By Claude Ménard and Mary M. Shirley
We posted a brief summary of this forthcoming volume.* The table of contents can be found here. Below are three abstracts of chapters to give you a flavor of the book.
Contracting in Innovative Industries
By Richard Gil (Johns Hopkins University) & Giorgio Zanarone (CUNEF)
Given the increasing role of creation and innovation in the world economy and the pervasive informational problems that plague contractual relationships between firms and creative agents, innovative industries constitute a natural and intriguing battlefield for researchers interested in the study of organizations, institutions, and governance. This paper draws on organizational economics to illustrate the contracting frictions and governance solutions that arise in industries and processes where innovative and creative efforts are the key inputs. We point out open questions and gaps that emerge from the existing empirical evidence and provide recommendations that we hope will inform future researchers, industry practitioners, and policymakers.

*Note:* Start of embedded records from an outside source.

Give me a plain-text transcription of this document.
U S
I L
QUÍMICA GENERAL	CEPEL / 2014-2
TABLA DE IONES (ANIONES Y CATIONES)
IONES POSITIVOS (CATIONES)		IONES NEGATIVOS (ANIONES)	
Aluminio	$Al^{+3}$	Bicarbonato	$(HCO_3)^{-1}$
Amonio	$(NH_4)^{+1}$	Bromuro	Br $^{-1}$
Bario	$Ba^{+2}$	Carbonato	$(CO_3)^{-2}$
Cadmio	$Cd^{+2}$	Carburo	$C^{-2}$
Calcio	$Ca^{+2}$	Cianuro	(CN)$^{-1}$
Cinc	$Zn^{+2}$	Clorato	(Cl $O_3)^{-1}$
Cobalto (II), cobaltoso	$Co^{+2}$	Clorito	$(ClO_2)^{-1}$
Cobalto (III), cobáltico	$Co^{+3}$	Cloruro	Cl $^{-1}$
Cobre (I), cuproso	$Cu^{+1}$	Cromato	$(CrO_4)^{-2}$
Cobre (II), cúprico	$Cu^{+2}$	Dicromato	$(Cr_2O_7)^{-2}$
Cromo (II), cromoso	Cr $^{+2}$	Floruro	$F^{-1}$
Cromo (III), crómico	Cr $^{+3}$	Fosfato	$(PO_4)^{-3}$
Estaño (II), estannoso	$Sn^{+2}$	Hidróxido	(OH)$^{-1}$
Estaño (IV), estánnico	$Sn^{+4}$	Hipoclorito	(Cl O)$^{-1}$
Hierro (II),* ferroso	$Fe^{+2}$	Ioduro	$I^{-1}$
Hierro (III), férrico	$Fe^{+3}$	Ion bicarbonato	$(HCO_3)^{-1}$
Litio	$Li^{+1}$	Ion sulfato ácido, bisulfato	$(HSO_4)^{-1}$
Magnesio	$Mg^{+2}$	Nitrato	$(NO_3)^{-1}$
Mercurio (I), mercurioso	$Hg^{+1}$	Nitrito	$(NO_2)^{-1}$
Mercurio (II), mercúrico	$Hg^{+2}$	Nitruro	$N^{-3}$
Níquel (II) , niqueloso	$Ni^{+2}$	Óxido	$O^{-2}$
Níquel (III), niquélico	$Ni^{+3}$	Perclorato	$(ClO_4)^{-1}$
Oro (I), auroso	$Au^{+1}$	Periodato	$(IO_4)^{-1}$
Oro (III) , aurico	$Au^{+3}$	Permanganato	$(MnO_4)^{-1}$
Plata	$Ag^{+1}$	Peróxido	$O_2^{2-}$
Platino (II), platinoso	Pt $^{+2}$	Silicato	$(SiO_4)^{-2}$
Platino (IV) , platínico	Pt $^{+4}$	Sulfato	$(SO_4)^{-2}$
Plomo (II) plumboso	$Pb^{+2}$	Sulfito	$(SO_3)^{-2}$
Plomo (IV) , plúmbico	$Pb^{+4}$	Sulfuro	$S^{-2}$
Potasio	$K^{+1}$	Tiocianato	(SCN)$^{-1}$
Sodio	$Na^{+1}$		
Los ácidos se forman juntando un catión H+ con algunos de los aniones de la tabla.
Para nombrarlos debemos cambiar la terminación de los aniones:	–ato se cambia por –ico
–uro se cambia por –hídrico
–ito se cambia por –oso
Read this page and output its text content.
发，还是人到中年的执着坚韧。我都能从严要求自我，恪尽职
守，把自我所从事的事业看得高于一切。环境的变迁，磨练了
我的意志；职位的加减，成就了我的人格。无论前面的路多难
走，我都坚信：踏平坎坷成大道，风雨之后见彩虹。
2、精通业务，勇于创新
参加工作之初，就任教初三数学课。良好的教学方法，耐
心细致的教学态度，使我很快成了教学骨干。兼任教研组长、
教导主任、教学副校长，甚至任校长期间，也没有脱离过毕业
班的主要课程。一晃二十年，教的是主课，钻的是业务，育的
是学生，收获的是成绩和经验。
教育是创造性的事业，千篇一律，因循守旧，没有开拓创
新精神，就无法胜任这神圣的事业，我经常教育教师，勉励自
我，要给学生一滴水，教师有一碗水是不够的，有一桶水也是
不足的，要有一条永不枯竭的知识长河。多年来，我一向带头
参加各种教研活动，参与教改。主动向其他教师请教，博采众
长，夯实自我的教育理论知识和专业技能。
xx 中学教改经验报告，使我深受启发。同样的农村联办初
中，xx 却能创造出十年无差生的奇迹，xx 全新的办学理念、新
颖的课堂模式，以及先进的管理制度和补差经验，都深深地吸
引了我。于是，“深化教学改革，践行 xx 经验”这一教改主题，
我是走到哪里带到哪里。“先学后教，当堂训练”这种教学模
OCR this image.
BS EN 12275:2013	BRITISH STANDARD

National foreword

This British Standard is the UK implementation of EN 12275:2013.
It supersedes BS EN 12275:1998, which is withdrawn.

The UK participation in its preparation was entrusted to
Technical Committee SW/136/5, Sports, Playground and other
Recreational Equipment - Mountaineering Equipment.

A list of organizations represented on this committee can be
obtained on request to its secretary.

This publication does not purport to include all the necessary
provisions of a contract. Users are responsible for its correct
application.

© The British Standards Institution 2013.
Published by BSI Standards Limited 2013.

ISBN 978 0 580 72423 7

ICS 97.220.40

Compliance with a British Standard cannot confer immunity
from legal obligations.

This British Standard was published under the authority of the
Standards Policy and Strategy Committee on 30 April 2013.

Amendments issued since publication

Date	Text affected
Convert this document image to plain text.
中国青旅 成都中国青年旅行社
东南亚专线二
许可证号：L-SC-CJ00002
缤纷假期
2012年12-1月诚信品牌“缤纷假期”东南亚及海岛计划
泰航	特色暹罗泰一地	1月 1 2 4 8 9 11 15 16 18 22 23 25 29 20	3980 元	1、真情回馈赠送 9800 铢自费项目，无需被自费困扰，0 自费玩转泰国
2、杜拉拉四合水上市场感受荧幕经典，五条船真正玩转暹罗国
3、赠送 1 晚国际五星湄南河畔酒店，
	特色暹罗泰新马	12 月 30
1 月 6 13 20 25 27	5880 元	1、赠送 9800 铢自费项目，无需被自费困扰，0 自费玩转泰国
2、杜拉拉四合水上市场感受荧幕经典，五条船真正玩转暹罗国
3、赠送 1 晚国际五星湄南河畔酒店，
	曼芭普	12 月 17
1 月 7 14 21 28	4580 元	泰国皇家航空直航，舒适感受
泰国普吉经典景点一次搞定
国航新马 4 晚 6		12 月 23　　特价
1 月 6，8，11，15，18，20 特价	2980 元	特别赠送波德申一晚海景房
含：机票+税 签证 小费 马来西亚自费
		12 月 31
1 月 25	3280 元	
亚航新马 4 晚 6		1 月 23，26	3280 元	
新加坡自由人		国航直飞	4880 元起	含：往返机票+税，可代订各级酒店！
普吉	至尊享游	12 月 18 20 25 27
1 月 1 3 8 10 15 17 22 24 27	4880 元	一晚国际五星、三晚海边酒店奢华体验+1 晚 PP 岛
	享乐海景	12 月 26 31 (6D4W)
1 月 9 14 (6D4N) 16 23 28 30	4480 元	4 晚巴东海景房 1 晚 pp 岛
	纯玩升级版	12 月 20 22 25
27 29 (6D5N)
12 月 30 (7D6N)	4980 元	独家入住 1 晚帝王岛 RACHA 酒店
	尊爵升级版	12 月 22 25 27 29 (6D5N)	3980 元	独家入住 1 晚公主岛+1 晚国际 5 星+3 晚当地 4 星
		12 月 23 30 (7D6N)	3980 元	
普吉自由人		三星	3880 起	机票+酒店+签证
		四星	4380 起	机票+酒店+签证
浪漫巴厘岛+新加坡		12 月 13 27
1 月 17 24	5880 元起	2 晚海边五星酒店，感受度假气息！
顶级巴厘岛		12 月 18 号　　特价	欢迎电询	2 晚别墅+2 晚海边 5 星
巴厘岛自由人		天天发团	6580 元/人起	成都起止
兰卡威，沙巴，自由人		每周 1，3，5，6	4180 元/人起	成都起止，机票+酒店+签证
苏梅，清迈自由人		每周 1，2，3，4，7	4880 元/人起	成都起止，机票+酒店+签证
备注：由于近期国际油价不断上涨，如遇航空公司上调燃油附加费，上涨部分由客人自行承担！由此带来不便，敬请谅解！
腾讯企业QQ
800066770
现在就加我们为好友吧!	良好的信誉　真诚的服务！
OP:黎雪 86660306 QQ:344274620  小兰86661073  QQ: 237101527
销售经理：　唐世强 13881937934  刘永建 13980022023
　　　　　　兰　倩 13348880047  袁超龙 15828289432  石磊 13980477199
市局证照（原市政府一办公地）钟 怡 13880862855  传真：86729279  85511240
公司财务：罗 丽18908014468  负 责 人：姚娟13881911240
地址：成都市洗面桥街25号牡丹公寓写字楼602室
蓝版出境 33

Corruption and the New Institutional Economics
By Miriam Golden (UCLA)
Corruption is common in poor and middle-income countries, but relatively infrequent in wealthy ones. How does corruption decline with modernization? In this essay, I consider two ways that analytical tools that derive from the New Institutional Economics may contribute to a better understanding of corruption and modernization. First, even where laws prohibit corruption, it often persists. How do cultures of corruption develop, and how can they be changed? Second, how do anti-corruption interests organize politically to change institutions that facilitate patronage and discretion, replacing them with meritocratic, formula-bound ones?
Data Science for Institutional and Organizational Economics
By Jens Prüfer (Tilburg University) and Patricia Prüfer (Tilburg University)
To which extent can data science methods – such as machine learning, text analysis, or sentiment analysis – push the research frontier in the social sciences? This essay briefly describes the most prominent data science techniques that lend themselves to analyses of institutional and organizational governance structures. We elaborate on several examples applying data science to analyze legal, political, and social institutions and sketch how specific data science techniques can be used to study important research questions that could not (to the same extent) be studied without these techniques. We conclude by comparing the main strengths and limitations of computational social science with traditional empirical research methods and its relation to theory.
*A Research Agenda for New Institutional Economics, Claude Ménard and Mary M. Shirley, eds., Edward Elgar Publishers, forthcoming in 2018.